There’s a wonderful series that’s been airing on NPR for a few years called This I Believe. It’s not a show per se; it is a collection of brief personal essays chosen and recorded for broadcast during All Things Considered. I heard an essay a while back that struck a chord (no pun intended) with me. Entitled The Holy Life of the Intellect, it was written and delivered aloud by Canadian poet George Bowering.

Even though I am a devoted secularist, his essay reminded me of an aspect of jazz that I sometimes forget. Bowering states:

“I believe that the human intellect is the closest thing we have to the divine. It is the way we can join one another in spirit.

Sometimes when you are listening to a great jazz musician performing a long solo, you are experiencing his mind, moment by moment, as it shifts and decides, as it adds and reminds. This happens whether the player is a saxophone player or a bass player or a pianist. You are in there, where that other mind is. His mind is coming through your ears and inside your mind.”

This is a wonderfully succinct way of describing the ultimate goal of those of us who choose to express ourselves through the language of jazz improvisation. We desire to make this spiritual and emotional connection with our listeners, without which art does not exist. Musicians begin this process in our minds. We hear, we respond, we recall, we send impulses to our muscles to create certain sounds in the physical realm that express the inner workings of our minds.

Listeners process these sounds through the apparatus of their ears and brains; those “instruments” receive and decode the sounds we produce. The “intellect”, for lack of a better term, is intimately involved in this process. Before anything can move us at our emotional/spiritual core it has to pass through the mind. Bowering goes on to say:

The first time I heard Charlie Parker playing “Ornithology” I was delighted. I was about 11 years old. You are so much alone with your mind as a kid, so when you hear someone else’s mind improvising, you feel an excitement you will never get from some music that just wants to keep a steady beat…

I believe that if there is a god, this is what he wanted us to do. It is the holy life of the intellect.

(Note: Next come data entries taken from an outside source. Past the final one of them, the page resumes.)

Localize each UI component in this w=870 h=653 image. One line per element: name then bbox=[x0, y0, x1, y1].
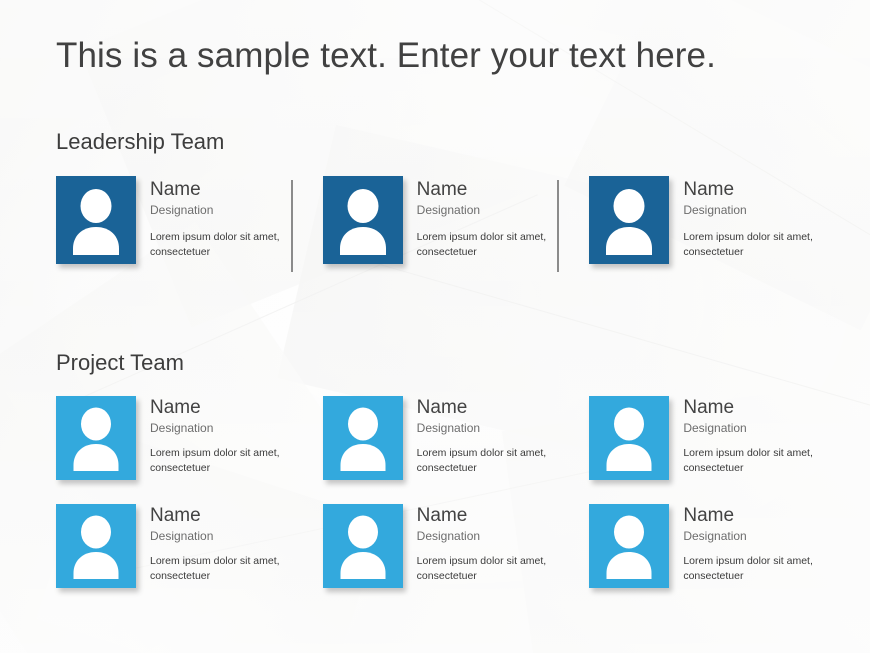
card-divider bbox=[557, 180, 560, 272]
team-member-card[interactable]: Name Designation Lorem ipsum dolor sit a… bbox=[56, 176, 323, 272]
card-text: Name Designation Lorem ipsum dolor sit a… bbox=[136, 396, 300, 477]
team-member-card[interactable]: Name Designation Lorem ipsum dolor sit a… bbox=[56, 504, 323, 588]
member-name: Name bbox=[416, 505, 468, 526]
avatar bbox=[322, 504, 403, 588]
team-member-card[interactable]: Name Designation Lorem ipsum dolor sit a… bbox=[322, 396, 590, 480]
member-name: Name bbox=[683, 397, 735, 418]
member-name: Name bbox=[150, 397, 201, 418]
card-text: Name Designation Lorem ipsum dolor sit a… bbox=[669, 176, 833, 261]
member-name: Name bbox=[150, 179, 201, 200]
card-text: Name Designation Lorem ipsum dolor sit a… bbox=[136, 176, 300, 261]
member-designation: Designation bbox=[683, 202, 747, 217]
avatar bbox=[56, 176, 136, 264]
leadership-team-row: Name Designation Lorem ipsum dolor sit a… bbox=[56, 176, 856, 272]
avatar bbox=[322, 176, 403, 264]
card-text: Name Designation Lorem ipsum dolor sit a… bbox=[403, 396, 567, 477]
section-heading-project: Project Team bbox=[56, 350, 184, 375]
avatar bbox=[589, 504, 670, 588]
member-designation: Designation bbox=[150, 528, 214, 543]
member-description: Lorem ipsum dolor sit amet, consectetuer bbox=[150, 447, 280, 475]
team-member-card[interactable]: Name Designation Lorem ipsum dolor sit a… bbox=[56, 396, 323, 480]
presentation-slide: This is a sample text. Enter your text h… bbox=[0, 0, 870, 653]
member-description: Lorem ipsum dolor sit amet, consectetuer bbox=[150, 555, 280, 583]
team-member-card[interactable]: Name Designation Lorem ipsum dolor sit a… bbox=[589, 396, 856, 480]
avatar bbox=[589, 176, 670, 264]
member-designation: Designation bbox=[416, 528, 481, 543]
card-text: Name Designation Lorem ipsum dolor sit a… bbox=[403, 504, 567, 585]
member-description: Lorem ipsum dolor sit amet, consectetuer bbox=[683, 231, 813, 259]
avatar bbox=[589, 396, 670, 480]
member-designation: Designation bbox=[416, 420, 481, 435]
member-description: Lorem ipsum dolor sit amet, consectetuer bbox=[416, 231, 547, 259]
member-designation: Designation bbox=[416, 202, 481, 217]
team-member-card[interactable]: Name Designation Lorem ipsum dolor sit a… bbox=[589, 176, 856, 264]
card-text: Name Designation Lorem ipsum dolor sit a… bbox=[669, 396, 833, 477]
card-text: Name Designation Lorem ipsum dolor sit a… bbox=[136, 504, 300, 585]
section-heading-leadership: Leadership Team bbox=[56, 129, 225, 154]
team-member-card[interactable]: Name Designation Lorem ipsum dolor sit a… bbox=[589, 504, 856, 588]
project-team-row-1: Name Designation Lorem ipsum dolor sit a… bbox=[56, 396, 856, 480]
project-team-row-2: Name Designation Lorem ipsum dolor sit a… bbox=[56, 504, 856, 588]
background-line bbox=[340, 252, 870, 409]
member-description: Lorem ipsum dolor sit amet, consectetuer bbox=[416, 447, 547, 475]
avatar bbox=[56, 504, 136, 588]
member-designation: Designation bbox=[150, 420, 214, 435]
team-member-card[interactable]: Name Designation Lorem ipsum dolor sit a… bbox=[322, 176, 590, 272]
member-designation: Designation bbox=[150, 202, 214, 217]
slide-title: This is a sample text. Enter your text h… bbox=[56, 36, 716, 75]
card-text: Name Designation Lorem ipsum dolor sit a… bbox=[669, 504, 833, 585]
member-description: Lorem ipsum dolor sit amet, consectetuer bbox=[150, 231, 280, 259]
member-designation: Designation bbox=[683, 528, 747, 543]
card-text: Name Designation Lorem ipsum dolor sit a… bbox=[403, 176, 567, 261]
member-description: Lorem ipsum dolor sit amet, consectetuer bbox=[416, 555, 547, 583]
member-name: Name bbox=[416, 397, 468, 418]
member-designation: Designation bbox=[683, 420, 747, 435]
member-name: Name bbox=[683, 505, 735, 526]
card-divider bbox=[290, 180, 293, 272]
avatar bbox=[322, 396, 403, 480]
avatar bbox=[56, 396, 136, 480]
member-description: Lorem ipsum dolor sit amet, consectetuer bbox=[683, 447, 813, 475]
team-member-card[interactable]: Name Designation Lorem ipsum dolor sit a… bbox=[322, 504, 590, 588]
member-description: Lorem ipsum dolor sit amet, consectetuer bbox=[683, 555, 813, 583]
member-name: Name bbox=[150, 505, 201, 526]
member-name: Name bbox=[683, 179, 735, 200]
member-name: Name bbox=[416, 179, 468, 200]
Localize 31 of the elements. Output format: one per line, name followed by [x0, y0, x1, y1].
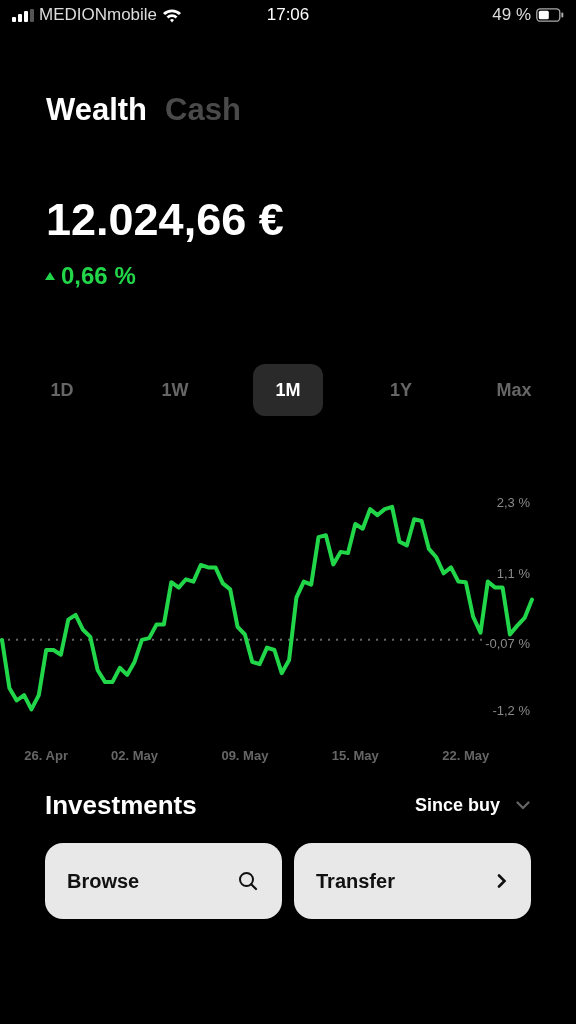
wifi-icon — [162, 7, 183, 23]
range-tab[interactable]: 1W — [140, 364, 210, 416]
action-button[interactable]: Transfer — [294, 843, 531, 919]
range-tab[interactable]: 1M — [253, 364, 323, 416]
x-axis-label: 09. May — [221, 748, 269, 763]
up-triangle-icon — [44, 271, 56, 281]
chevron-down-icon — [516, 801, 530, 810]
range-tab[interactable]: 1D — [27, 364, 97, 416]
range-tab[interactable]: 1Y — [366, 364, 436, 416]
change-percent: 0,66 % — [61, 262, 136, 290]
battery-icon — [536, 8, 564, 22]
battery-percent: 49 % — [492, 5, 531, 25]
view-tab[interactable]: Wealth — [46, 92, 148, 128]
x-axis-label: 15. May — [331, 748, 379, 763]
balance-amount: 12.024,66 € — [45, 194, 285, 246]
chevron-right-icon — [497, 874, 507, 888]
section-title: Investments — [45, 790, 197, 821]
y-axis-label: -0,07 % — [485, 635, 530, 651]
y-axis-label: 1,1 % — [496, 566, 530, 582]
x-axis-label: 26. Apr — [24, 748, 68, 763]
carrier-name: MEDIONmobile — [39, 5, 158, 25]
y-axis-label: -1,2 % — [492, 703, 530, 718]
y-axis-label: 2,3 % — [496, 495, 530, 510]
range-tab[interactable]: Max — [479, 364, 549, 416]
search-icon — [238, 871, 258, 891]
x-axis-label: 02. May — [111, 748, 158, 763]
filter-dropdown[interactable]: Since buy — [414, 795, 530, 816]
signal-icon — [12, 8, 34, 22]
clock-time: 17:06 — [266, 5, 310, 25]
action-button[interactable]: Browse — [45, 843, 282, 919]
x-axis-label: 22. May — [442, 748, 490, 763]
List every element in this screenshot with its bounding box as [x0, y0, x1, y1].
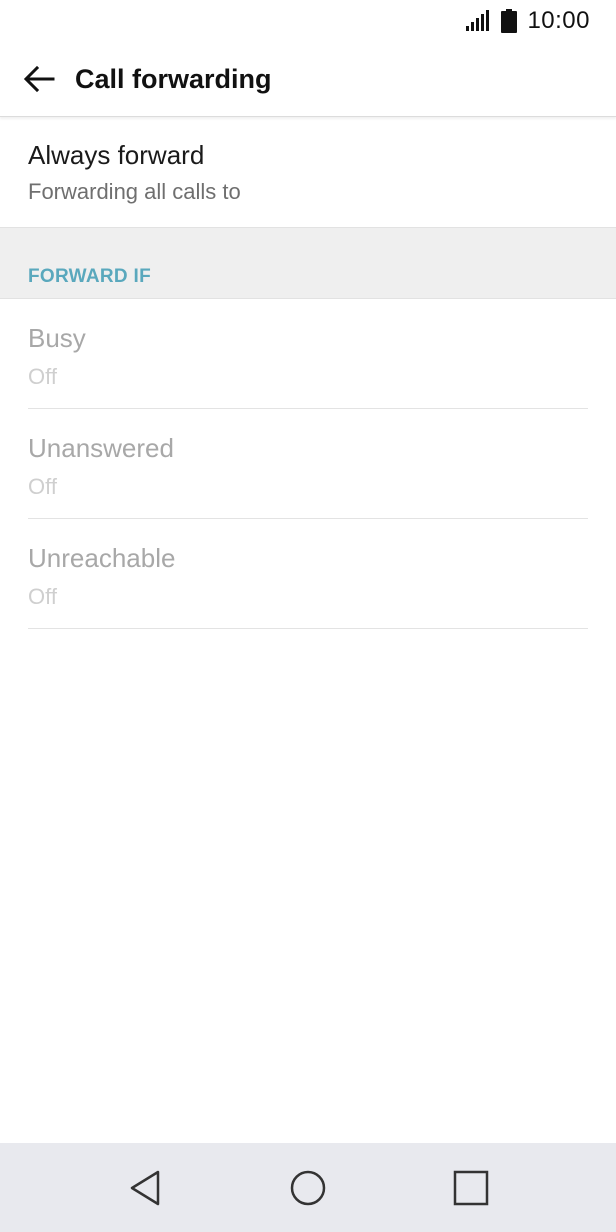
forward-item-unreachable[interactable]: Unreachable Off [28, 519, 588, 629]
status-bar: 10:00 [0, 0, 616, 42]
home-circle-icon [290, 1170, 326, 1206]
back-button[interactable] [14, 54, 64, 104]
back-triangle-icon [130, 1170, 160, 1206]
forward-item-title: Unanswered [28, 433, 174, 463]
signal-icon [466, 10, 490, 31]
forward-item-title: Unreachable [28, 543, 176, 573]
forward-item-title: Busy [28, 323, 86, 353]
always-forward-item[interactable]: Always forward Forwarding all calls to [0, 118, 616, 227]
recents-square-icon [453, 1170, 489, 1206]
call-forwarding-screen: 10:00 Call forwarding Always forward For… [0, 0, 616, 1232]
battery-icon [501, 9, 518, 33]
forward-item-value: Off [28, 584, 57, 609]
section-label: FORWARD IF [28, 266, 151, 287]
forward-item-busy[interactable]: Busy Off [28, 299, 588, 409]
forward-item-value: Off [28, 474, 57, 499]
navigation-bar [0, 1143, 616, 1232]
forward-if-list: Busy Off Unanswered Off Unreachable Off [0, 299, 616, 629]
always-forward-title: Always forward [28, 140, 205, 170]
page-title: Call forwarding [75, 63, 272, 94]
nav-home-button[interactable] [287, 1167, 329, 1209]
forward-item-unanswered[interactable]: Unanswered Off [28, 409, 588, 519]
arrow-left-icon [23, 65, 55, 93]
always-forward-subtitle: Forwarding all calls to [28, 179, 241, 204]
app-bar: Call forwarding [0, 42, 616, 117]
section-header: FORWARD IF [0, 227, 616, 299]
nav-recents-button[interactable] [450, 1167, 492, 1209]
status-time: 10:00 [527, 7, 590, 34]
nav-back-button[interactable] [124, 1167, 166, 1209]
forward-item-value: Off [28, 364, 57, 389]
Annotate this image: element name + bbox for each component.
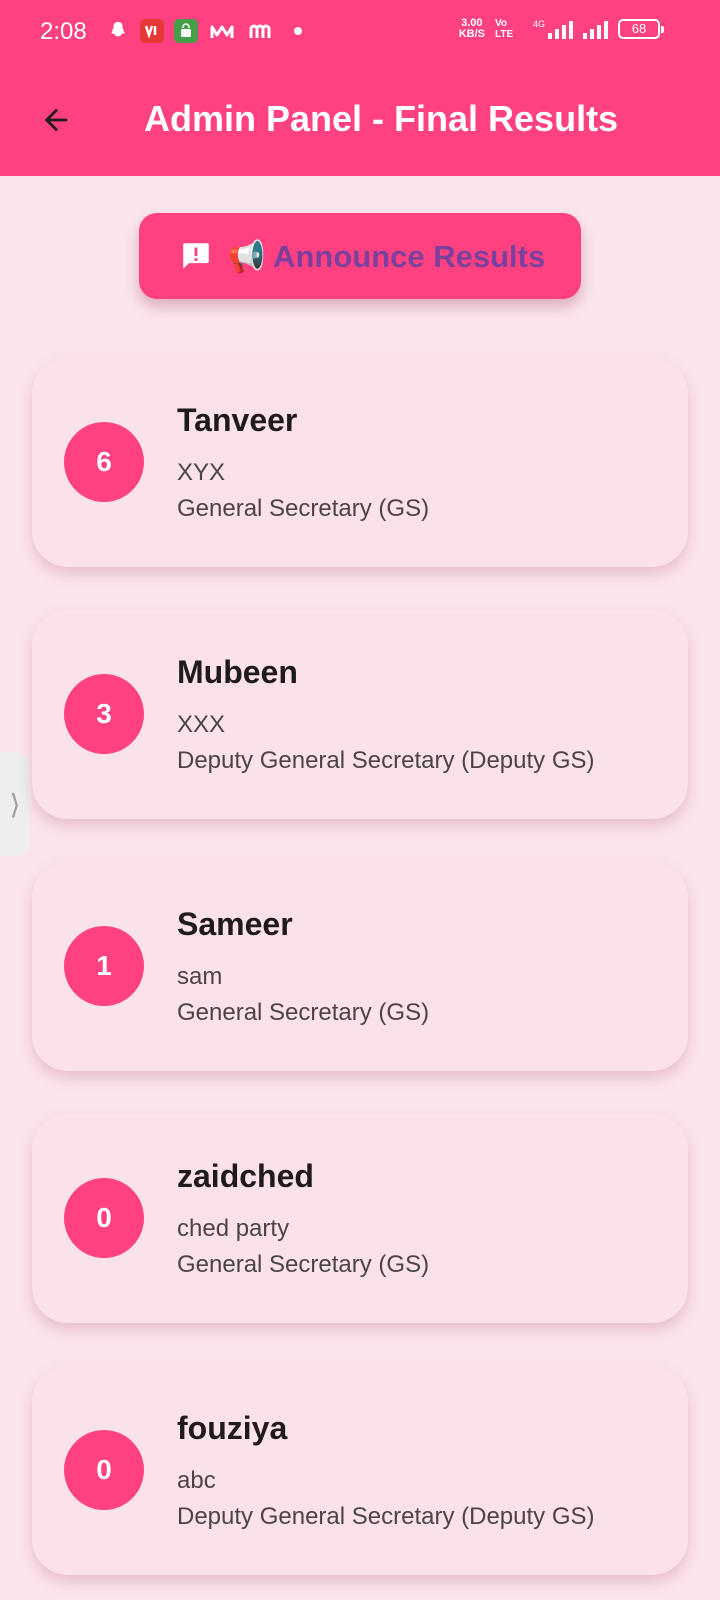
announce-results-label: 📢 Announce Results xyxy=(227,238,546,274)
m-app-icon xyxy=(246,19,274,43)
network-speed: 3.00 KB/S xyxy=(458,17,485,40)
m-app-icon xyxy=(208,19,236,43)
vote-count-badge: 0 xyxy=(64,1178,144,1258)
result-card[interactable]: 1 Sameer sam General Secretary (GS) xyxy=(32,861,688,1071)
candidate-name: Sameer xyxy=(177,906,293,942)
announce-results-button[interactable]: 📢 Announce Results xyxy=(139,213,581,299)
vote-count-badge: 6 xyxy=(64,422,144,502)
candidate-position: Deputy General Secretary (Deputy GS) xyxy=(177,747,595,774)
candidate-party: sam xyxy=(177,963,223,990)
notification-icons xyxy=(106,19,302,43)
candidate-position: General Secretary (GS) xyxy=(177,1251,430,1278)
candidate-party: XYX xyxy=(177,459,226,486)
result-card[interactable]: 6 Tanveer XYX General Secretary (GS) xyxy=(32,357,688,567)
app-bar: Admin Panel - Final Results xyxy=(0,64,720,176)
candidate-name: Mubeen xyxy=(177,654,298,690)
status-bar: 2:08 3.00 KB/S Vo LTE 4G 68 xyxy=(0,0,720,64)
alert-message-icon xyxy=(183,243,209,269)
volte-icon: Vo LTE xyxy=(494,18,514,40)
candidate-name: Tanveer xyxy=(177,402,298,438)
candidate-party: XXX xyxy=(177,711,226,738)
system-icons: 3.00 KB/S Vo LTE 4G 68 xyxy=(458,17,664,40)
battery-icon: 68 xyxy=(618,19,664,39)
back-button[interactable] xyxy=(32,96,80,144)
edge-panel-handle[interactable]: ⟩ xyxy=(0,752,30,856)
candidate-position: General Secretary (GS) xyxy=(177,495,430,522)
result-card[interactable]: 3 Mubeen XXX Deputy General Secretary (D… xyxy=(32,609,688,819)
result-card[interactable]: 0 fouziya abc Deputy General Secretary (… xyxy=(32,1365,688,1575)
page-title: Admin Panel - Final Results xyxy=(144,98,619,139)
snapchat-icon xyxy=(106,19,130,43)
candidate-position: General Secretary (GS) xyxy=(177,999,430,1026)
arrow-back-icon xyxy=(44,108,68,132)
more-notifications-dot xyxy=(294,27,302,35)
status-time: 2:08 xyxy=(40,18,87,45)
vi-app-icon xyxy=(140,19,164,43)
candidate-name: fouziya xyxy=(177,1410,288,1446)
vote-count-badge: 1 xyxy=(64,926,144,1006)
vote-count-badge: 3 xyxy=(64,674,144,754)
candidate-position: Deputy General Secretary (Deputy GS) xyxy=(177,1503,595,1530)
signal-icon xyxy=(583,19,608,39)
vote-count-badge: 0 xyxy=(64,1430,144,1510)
candidate-party: ched party xyxy=(177,1215,290,1242)
signal-4g-icon: 4G xyxy=(533,19,573,39)
candidate-party: abc xyxy=(177,1467,216,1494)
shopping-icon xyxy=(174,19,198,43)
result-card[interactable]: 0 zaidched ched party General Secretary … xyxy=(32,1113,688,1323)
candidate-name: zaidched xyxy=(177,1158,314,1194)
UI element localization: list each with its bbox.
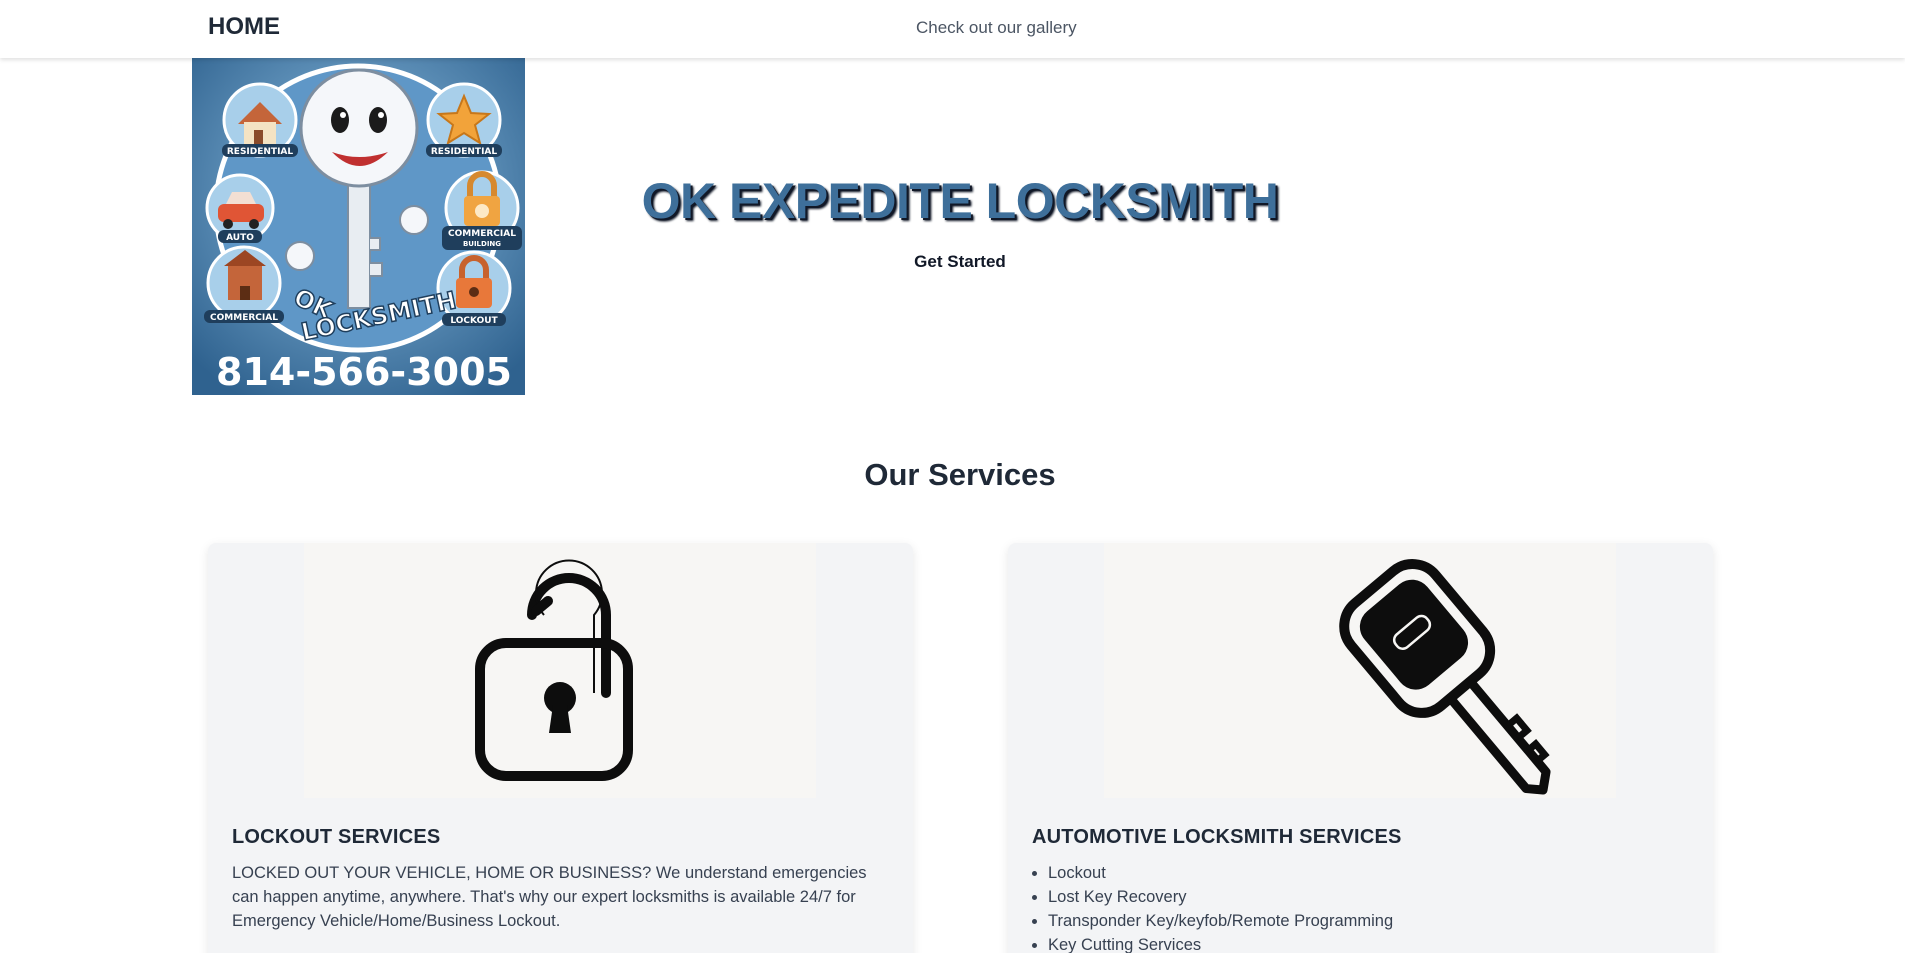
card-title-lockout: LOCKOUT SERVICES [232,826,441,848]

At the highest level of jazz as art, this is what it is all about. At this point in the essay I started thinking about John Coltrane, specifically his masterpiece A Love Supreme. I don’t believe anyone can remain unmoved by this music; it is sublime and beautiful in the truest sense of that word. Not a moment later Bowering mentioned this album as a shining example of intellect and spirit in jazz. I was not surprised.